So that's a 'Yes I want to watch premier league football and championship prices' then. Thanks for the clarification. Who pay's for the petrol in your car as you seem so apposed to paying for things yourself.
Nope, I was pointing out that your argument is bollocks. You have no idea what I do and don't pay, nor what I'm prepared to pay.
Can I just ask, how do you watch Championship prices? Is it like the stock market? Do you study the fluctuation & pounce when the price is right?
Why is it. These new prices are bang in line with average PREMIER LEAGUE prices we were paying CHAMPIONSHIP prices. We are paying PREMIER LEAGUE football so we need to pay PREMIER LEAGUE prices.

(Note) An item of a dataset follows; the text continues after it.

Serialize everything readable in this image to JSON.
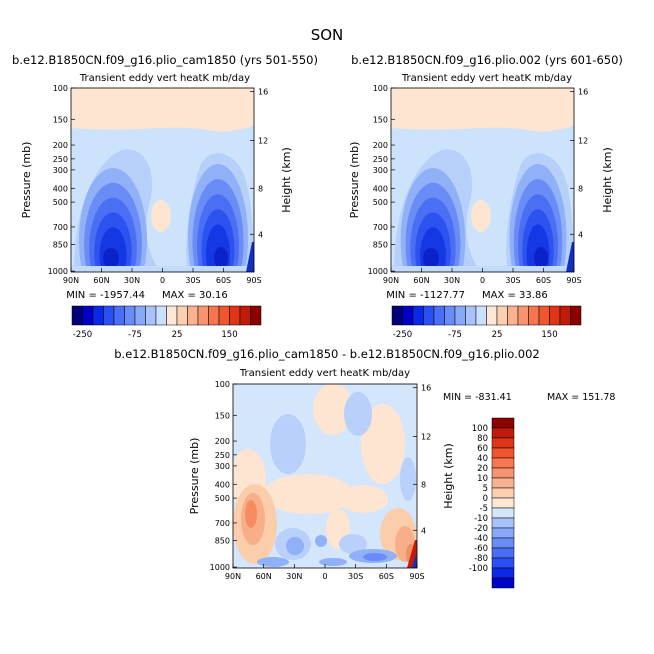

You clearly don't like the idea of paying the going rate and wanted our chairman to subsidise you so I assumed you didn't like paying the going rate for petrol and wanted someone to subsidise you on this as well.
We travel from Newark every home game which adds a good £750 a season on top of our passes with travel etc so we are looking at just under £1,800 next season for the Premier League not to mention the additional cost of the Europa League which is going to take us well over the 2 grand mark. We've got some away games in the midlands Stoke, Villa, West Brom, Leicester and hopefully Derby too - think it might be a case of pick and mix next season!
I looked at a list of 2013-2014 prices. In fact here have a look for yourself. http://www.pricingplaybook.co.uk/sp...n-ticket-prices-20132014-update-and-analysis/ =Chamionship. http://www.theguardian.com/news/dat...ier-league-ticket-prices-club-charge-the-most =Premier league. Then I looked at our prices for next year in comparison.
You're too busy trying to be clever and angry to actually see what's posted. The price of the tickets is liable to cost the Club (not the chairman) more. **** all to do with what I do/don't will or won't pay.
The massive increase in payments to the club from TV rights means that the scale of the increase is not necessary. We would have got more money by beating Everton.
I know what you mean but the post was extracted from a thread and rather than delete parts, I left it all in, in context it was fine but on here it looked wrong, sorry.
The chairman doesn't pay for it. He lends the club the money and charges 5% per annum interest. Unless he converts the loans into shares he, or his family, can get every penny back over time.
You're talking proper bollocks. I don't think anyone's asking for football to be free. We finished 16th, we aren't an average PL team. We certainly shouldn't be charging more than the likes of Swansea, Villa and Sunderland, where the demand is much greater.
I know, but its only revenge against those that haven't got the money, because of their personal circumstances, to pay the increase. Its a petty man that targets the poorest to get their personal satisfaction, in my view. For me its another season without putting any more money into his coffers than I have to.
This....hurting the people who can least afford it....any one would think he was a tory politician devoid of all sense of reality of what its like in the real world during a recession ...o hang on a minute !
That's not really true is it, if you add the rugby club attendances to ours, it's bigger than the amount Sunderland get.
Most cities of our size have got either multiple football clubs or other well-attended sports. RL gets **** crowds, it's no competition. They rarely even play on the same day as City and plenty of people support both. The problem is there's loads of people in Hull who consider themselves football fans but don't watch live football. Success used to be the reason, but we've done nothing to engage those people who missed the boat 20-30 years ago.
I do wonder sometimes if the lack of a geographic rival actually reduces our crowds. The Office banter from some clubs adds to the interest from others in my opinion.
Similar, except I have a fair few miles on top of that from Leicestershire. I plan on doing every Europa League game home and away. It's going to be an expensive season, it's unfortunate this small price increase has clashed with a continental adventure, but when alls said and done we're talking shrapnel here to put us more in line with rivals costs. Some of Leicesters standard season tickets are weighing in at £700, but nobody is moaning around ere, in fact they're very content with a fair and reasonable hike to their ticket prices.
Ball park figures here, 100 quid on 15,000 season tickets brings in 1,500.000. Minus those who don't renew at approx 500 quid ( who knows how many ), which will again be ofset by increased numbers of single entry tickets for the big games at a higher price. But it is still a coparatively small amount of money compared to total income while in the premier league.